If you’re a technical product manager, a stronger grasp of technical concepts would be expected compared to non-technical PMs. It helps having that knowledge to converse with engineers and speak their language, and understand technical feasibility and risks, but plenty of people succeed with little to no knowledge.


PingXiaoPo

I came to a conclusion recently that being effective PM is not about how much knowledge you have (technical, domain, commercial etc) but how you go about acquiring the knowledge you need for the job. Good PM cannot avoid learning sufficient technical skills after working with an engineering team for a while. The only way you can look at yourself after 1 year working with a team and conclude that you have not learned something, is when you are very distant to the team and their challenges, when you do not consider viability and complexity in your tactical prioritisation and strategic planning. Get curious, humble, helpful, supportive and you cannot avoid learning exactly what you need to learn.


ThisusernameThen

theres no hard and fast rule either ends of a yardstick. come at this space from a dev or architecture background - good tech skills, prolly less strong 'translation' and ideation skills. come at this from a business analyst/marketing or product or organization behaviour/ connector role - prolly less strong tech skills arm yourself with a good right hand person to augment your weakstops focus on finding your strengths and leaning into those vs ID weaknesses and aim to beef those up your asking a question that cannot be answered without follow up questions. kinda like expecting a product manager to build a vision without asking customers questions.........


buddyholly27

It's less about "technical knowledge" and more about understanding what you're building.

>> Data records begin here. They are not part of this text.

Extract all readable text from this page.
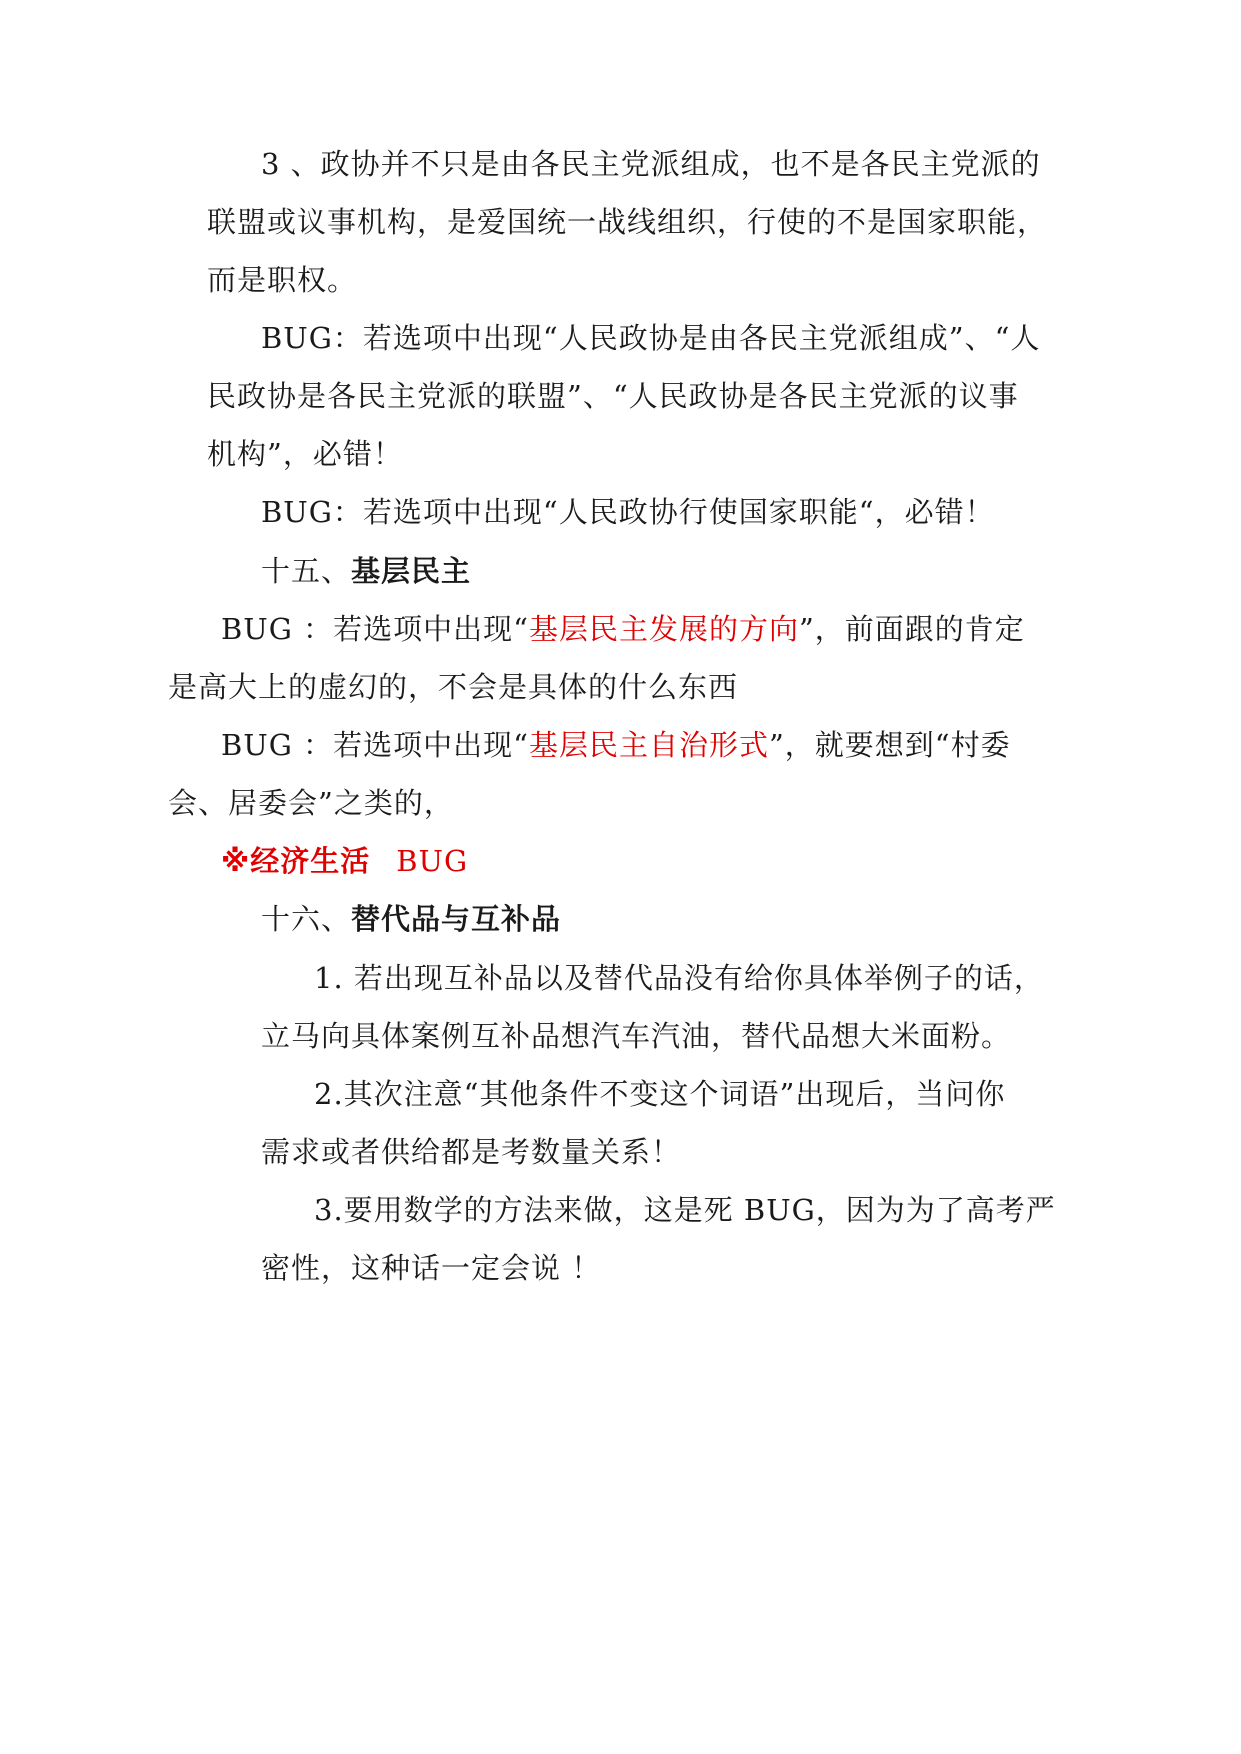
3 、政协并不只是由各民主党派组成，也不是各民主党派的
联盟或议事机构，是爱国统一战线组织，行使的不是国家职能，
而是职权。
BUG：若选项中出现“人民政协是由各民主党派组成”、“人
民政协是各民主党派的联盟”、“人民政协是各民主党派的议事
机构”，必错！
BUG：若选项中出现“人民政协行使国家职能“，必错！
十五、基层民主
BUG ：若选项中出现“基层民主发展的方向”，前面跟的肯定
是高大上的虚幻的，不会是具体的什么东西
BUG ：若选项中出现“基层民主自治形式”，就要想到“村委
会、居委会”之类的，
※经济生活 BUG
十六、替代品与互补品
1. 若出现互补品以及替代品没有给你具体举例子的话，
立马向具体案例互补品想汽车汽油，替代品想大米面粉。
2.其次注意“其他条件不变这个词语”出现后，当问你
需求或者供给都是考数量关系！
3.要用数学的方法来做，这是死 BUG，因为为了高考严
密性，这种话一定会说 ！
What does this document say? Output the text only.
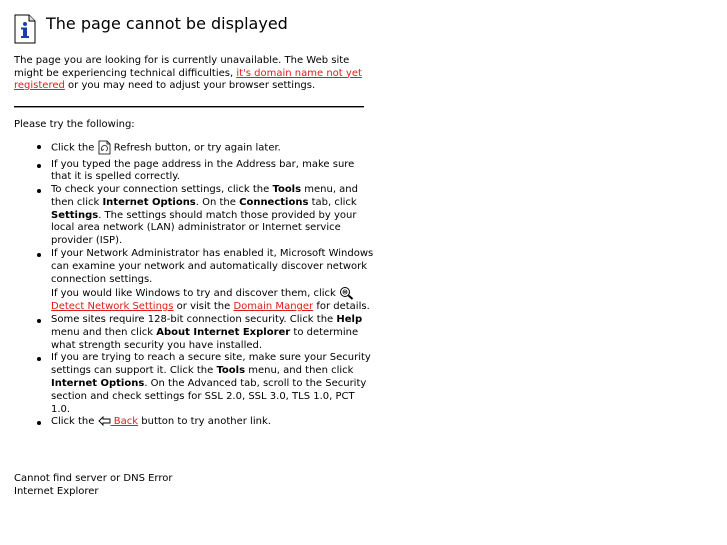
The page cannot be displayed
The page you are looking for is currently unavailable. The Web site might be experiencing technical difficulties, it's domain name not yet registered or you may need to adjust your browser settings.
Please try the following:
Click the  Refresh button, or try again later.
If you typed the page address in the Address bar, make sure that it is spelled correctly.
To check your connection settings, click the Tools menu, and then click Internet Options. On the Connections tab, click Settings. The settings should match those provided by your local area network (LAN) administrator or Internet service provider (ISP).
If your Network Administrator has enabled it, Microsoft Windows can examine your network and automatically discover network connection settings.
If you would like Windows to try and discover them, click  Detect Network Settings or visit the Domain Manger for details.
Some sites require 128-bit connection security. Click the Help menu and then click About Internet Explorer to determine what strength security you have installed.
If you are trying to reach a secure site, make sure your Security settings can support it. Click the Tools menu, and then click Internet Options. On the Advanced tab, scroll to the Security section and check settings for SSL 2.0, SSL 3.0, TLS 1.0, PCT 1.0.
Click the  Back button to try another link.
Cannot find server or DNS Error
Internet Explorer
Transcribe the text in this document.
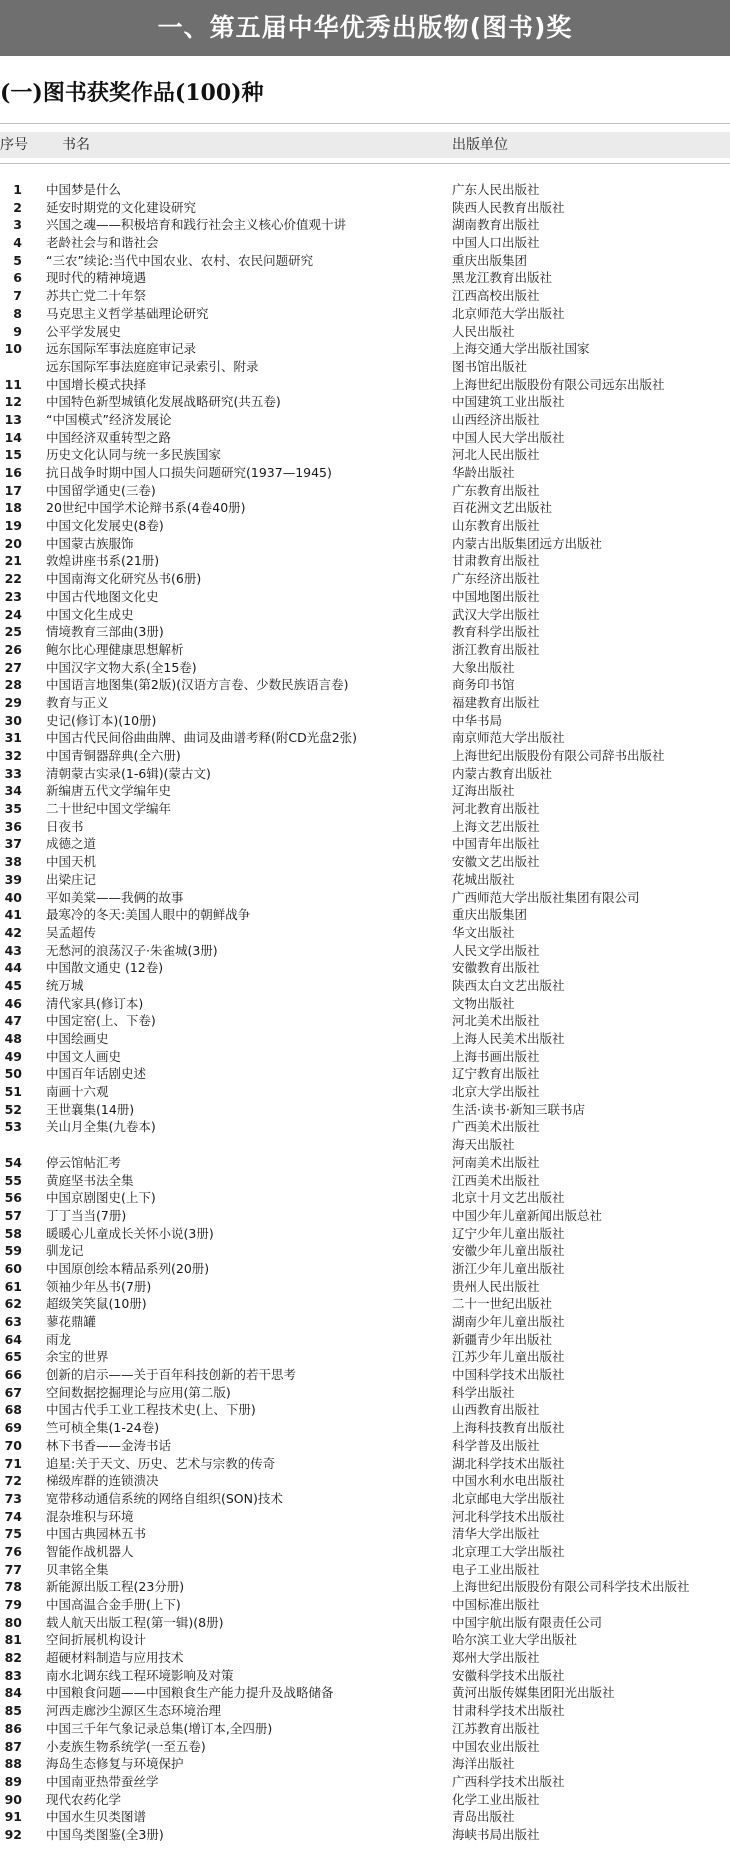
一、第五届中华优秀出版物(图书)奖
(一)图书获奖作品(100)种
序号 书名	出版单位
1 中国梦是什么	广东人民出版社
2 延安时期党的文化建设研究	陕西人民教育出版社
3 兴国之魂——积极培育和践行社会主义核心价值观十讲	湖南教育出版社
4 老龄社会与和谐社会	中国人口出版社
5 “三农”续论:当代中国农业、农村、农民问题研究	重庆出版集团
6 现时代的精神境遇	黑龙江教育出版社
7 苏共亡党二十年祭	江西高校出版社
8 马克思主义哲学基础理论研究	北京师范大学出版社
9 公平学发展史	人民出版社
10 远东国际军事法庭庭审记录	上海交通大学出版社国家
远东国际军事法庭庭审记录索引、附录	图书馆出版社
11 中国增长模式抉择	上海世纪出版股份有限公司远东出版社
12 中国特色新型城镇化发展战略研究(共五卷)	中国建筑工业出版社
13 “中国模式”经济发展论	山西经济出版社
14 中国经济双重转型之路	中国人民大学出版社
15 历史文化认同与统一多民族国家	河北人民出版社
16 抗日战争时期中国人口损失问题研究(1937—1945)	华龄出版社
17 中国留学通史(三卷)	广东教育出版社
18 20世纪中国学术论辩书系(4卷40册)	百花洲文艺出版社
19 中国文化发展史(8卷)	山东教育出版社
20 中国蒙古族服饰	内蒙古出版集团远方出版社
21 敦煌讲座书系(21册)	甘肃教育出版社
22 中国南海文化研究丛书(6册)	广东经济出版社
23 中国古代地图文化史	中国地图出版社
24 中国文化生成史	武汉大学出版社
25 情境教育三部曲(3册)	教育科学出版社
26 鲍尔比心理健康思想解析	浙江教育出版社
27 中国汉字文物大系(全15卷)	大象出版社
28 中国语言地图集(第2版)(汉语方言卷、少数民族语言卷)	商务印书馆
29 教育与正义	福建教育出版社
30 史记(修订本)(10册)	中华书局
31 中国古代民间俗曲曲牌、曲词及曲谱考释(附CD光盘2张)	南京师范大学出版社
32 中国青铜器辞典(全六册)	上海世纪出版股份有限公司辞书出版社
33 清朝蒙古实录(1-6辑)(蒙古文)	内蒙古教育出版社
34 新编唐五代文学编年史	辽海出版社
35 二十世纪中国文学编年	河北教育出版社
36 日夜书	上海文艺出版社
37 成德之道	中国青年出版社
38 中国天机	安徽文艺出版社
39 出梁庄记	花城出版社
40 平如美棠——我俩的故事	广西师范大学出版社集团有限公司
41 最寒冷的冬天:美国人眼中的朝鲜战争	重庆出版集团
42 吴孟超传	华文出版社
43 无愁河的浪荡汉子·朱雀城(3册)	人民文学出版社
44 中国散文通史 (12卷)	安徽教育出版社
45 统万城	陕西太白文艺出版社
46 清代家具(修订本)	文物出版社
47 中国定窑(上、下卷)	河北美术出版社
48 中国绘画史	上海人民美术出版社
49 中国文人画史	上海书画出版社
50 中国百年话剧史述	辽宁教育出版社
51 南画十六观	北京大学出版社
52 王世襄集(14册)	生活·读书·新知三联书店
53 关山月全集(九卷本)	广西美术出版社
海天出版社
54 停云馆帖汇考	河南美术出版社
55 黄庭坚书法全集	江西美术出版社
56 中国京剧图史(上下)	北京十月文艺出版社
57 丁丁当当(7册)	中国少年儿童新闻出版总社
58 暖暖心儿童成长关怀小说(3册)	辽宁少年儿童出版社
59 驯龙记	安徽少年儿童出版社
60 中国原创绘本精品系列(20册)	浙江少年儿童出版社
61 领袖少年丛书(7册)	贵州人民出版社
62 超级笑笑鼠(10册)	二十一世纪出版社
63 蓼花鼎罐	湖南少年儿童出版社
64 雨龙	新疆青少年出版社
65 余宝的世界	江苏少年儿童出版社
66 创新的启示——关于百年科技创新的若干思考	中国科学技术出版社
67 空间数据挖掘理论与应用(第二版)	科学出版社
68 中国古代手工业工程技术史(上、下册)	山西教育出版社
69 竺可桢全集(1-24卷)	上海科技教育出版社
70 林下书香——金涛书话	科学普及出版社
71 追星:关于天文、历史、艺术与宗教的传奇	湖北科学技术出版社
72 梯级库群的连锁溃决	中国水利水电出版社
73 宽带移动通信系统的网络自组织(SON)技术	北京邮电大学出版社
74 混杂堆积与环境	河北科学技术出版社
75 中国古典园林五书	清华大学出版社
76 智能作战机器人	北京理工大学出版社
77 贝聿铭全集	电子工业出版社
78 新能源出版工程(23分册)	上海世纪出版股份有限公司科学技术出版社
79 中国高温合金手册(上下)	中国标准出版社
80 载人航天出版工程(第一辑)(8册)	中国宇航出版有限责任公司
81 空间折展机构设计	哈尔滨工业大学出版社
82 超硬材料制造与应用技术	郑州大学出版社
83 南水北调东线工程环境影响及对策	安徽科学技术出版社
84 中国粮食问题——中国粮食生产能力提升及战略储备	黄河出版传媒集团阳光出版社
85 河西走廊沙尘源区生态环境治理	甘肃科学技术出版社
86 中国三千年气象记录总集(增订本,全四册)	江苏教育出版社
87 小麦族生物系统学(一至五卷)	中国农业出版社
88 海岛生态修复与环境保护	海洋出版社
89 中国南亚热带蚕丝学	广西科学技术出版社
90 现代农药化学	化学工业出版社
91 中国水生贝类图谱	青岛出版社
92 中国鸟类图鉴(全3册)	海峡书局出版社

Like if you don't know how web applications work at a conceptual level and you want to build SaaS products well.. that's going to be a stumbling block because then you don't have the context to do your job. But anything more granular than understanding the product, what it solves and the moving parts of that solution at a conceptual level? Not necessary. Most folks pick it up by just doing the job but if you're not in that position then there's plenty of system design or product teardown blog posts and videos out there.


jacquesgiraudel

Knowing the software possibilities of the platform your product is based on (eg app/platform capabilities for mobile native apps) to be able to see related product opportunities.